I stopped by Cafe Du Monde, but I hate chicory and I am still not sufficiently recovered from the beignet incident in Chicago, so I meandered over to the flea market where I bought two cds of New Orleans jazz.

As I was leaving NO, I was stuck in a fair amount of traffic. A lot of cars were packed and heading northeast. I am curious how everything will pan out. The skies were blue and everything seemed so peaceful while I was in town.

I really loved the city. The people are friendly and happy. The diversity is great and there is so much to do. I believe this was my favorite city so far.
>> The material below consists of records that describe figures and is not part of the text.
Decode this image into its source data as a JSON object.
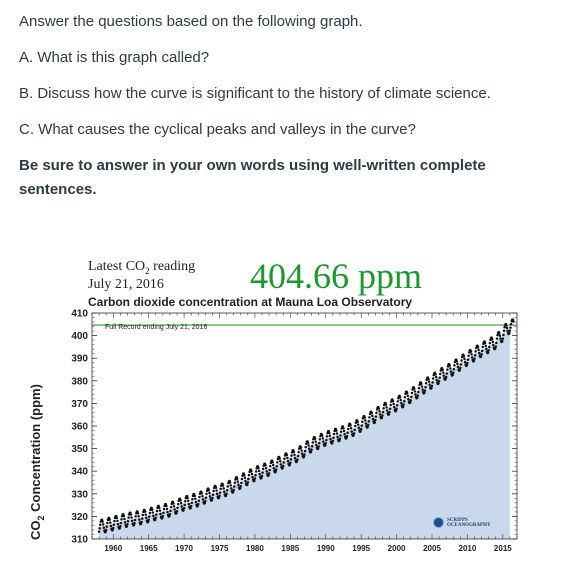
{
  "prompt": {
    "intro": "Answer the questions based on the following graph.",
    "questions": [
      "A. What is this graph called?",
      "B. Discuss how the curve is significant to the history of climate science.",
      "C. What causes the cyclical peaks and valleys in the curve?"
    ],
    "instruction_line1": "Be sure to answer in your own words using well-written complete",
    "instruction_line2": "sentences."
  },
  "figure_header": {
    "latest_label": "Latest CO",
    "latest_label_sub": "2",
    "latest_label_suffix": " reading",
    "date": "July 21, 2016",
    "reading": "404.66 ppm",
    "title": "Carbon dioxide concentration at Mauna Loa Observatory",
    "note": "Full Record ending July 21, 2016",
    "logo_line1": "SCRIPPS",
    "logo_line2": "OCEANOGRAPHY"
  },
  "colors": {
    "fill": "#c9d8ea",
    "points": "#111111",
    "current_line": "#2aa02a",
    "reading_text": "#1a9a2a"
  },
  "chart_data": {
    "type": "scatter",
    "title": "Carbon dioxide concentration at Mauna Loa Observatory",
    "ylabel_prefix": "CO",
    "ylabel_sub": "2",
    "ylabel_suffix": " Concentration (ppm)",
    "xlabel": "",
    "xlim": [
      1957,
      2017
    ],
    "ylim": [
      310,
      410
    ],
    "x_ticks": [
      1960,
      1965,
      1970,
      1975,
      1980,
      1985,
      1990,
      1995,
      2000,
      2005,
      2010,
      2015
    ],
    "y_ticks": [
      310,
      320,
      330,
      340,
      350,
      360,
      370,
      380,
      390,
      400,
      410
    ],
    "reference_line": 404.66,
    "grid": false,
    "series": [
      {
        "x": [
          1958,
          1960,
          1962,
          1964,
          1966,
          1968,
          1970,
          1972,
          1974,
          1976,
          1978,
          1980,
          1982,
          1984,
          1986,
          1988,
          1990,
          1992,
          1994,
          1996,
          1998,
          2000,
          2002,
          2004,
          2006,
          2008,
          2010,
          2012,
          2014,
          2016
        ],
        "y": [
          315.3,
          316.9,
          318.5,
          319.6,
          321.4,
          323.0,
          325.7,
          327.5,
          330.2,
          332.1,
          335.4,
          338.8,
          341.1,
          344.4,
          347.2,
          351.6,
          354.4,
          356.4,
          358.8,
          362.6,
          366.7,
          369.7,
          373.4,
          377.7,
          381.9,
          385.6,
          389.9,
          393.8,
          397.2,
          404.2
        ],
        "seasonal_amplitude": 3
      }
    ]
  }
}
Off to the beach along with the rest of ya'll. I did not plan my visit to the Atlantic well. Stinking 3 day weekend. (Ha! Never thought I would say that!)


Blogger chanuck said...

Great to see you posting again.

God I love New Orleans and miss it. I truly hope nothing like three years ago happens again. It keeps chasing the true New Orleaneans out.

8/31/2008 09:17:00 AM  
Blogger Harmony said...

Reading this brought back a flood of memories for me. I loved it there too!!!! Glad you are not there now!!! :) love you lil Bug!!!

9/02/2008 08:00:00 AM  
Blogger Penny Karma said...

Wow, those post-Katrina pictures were really amazing.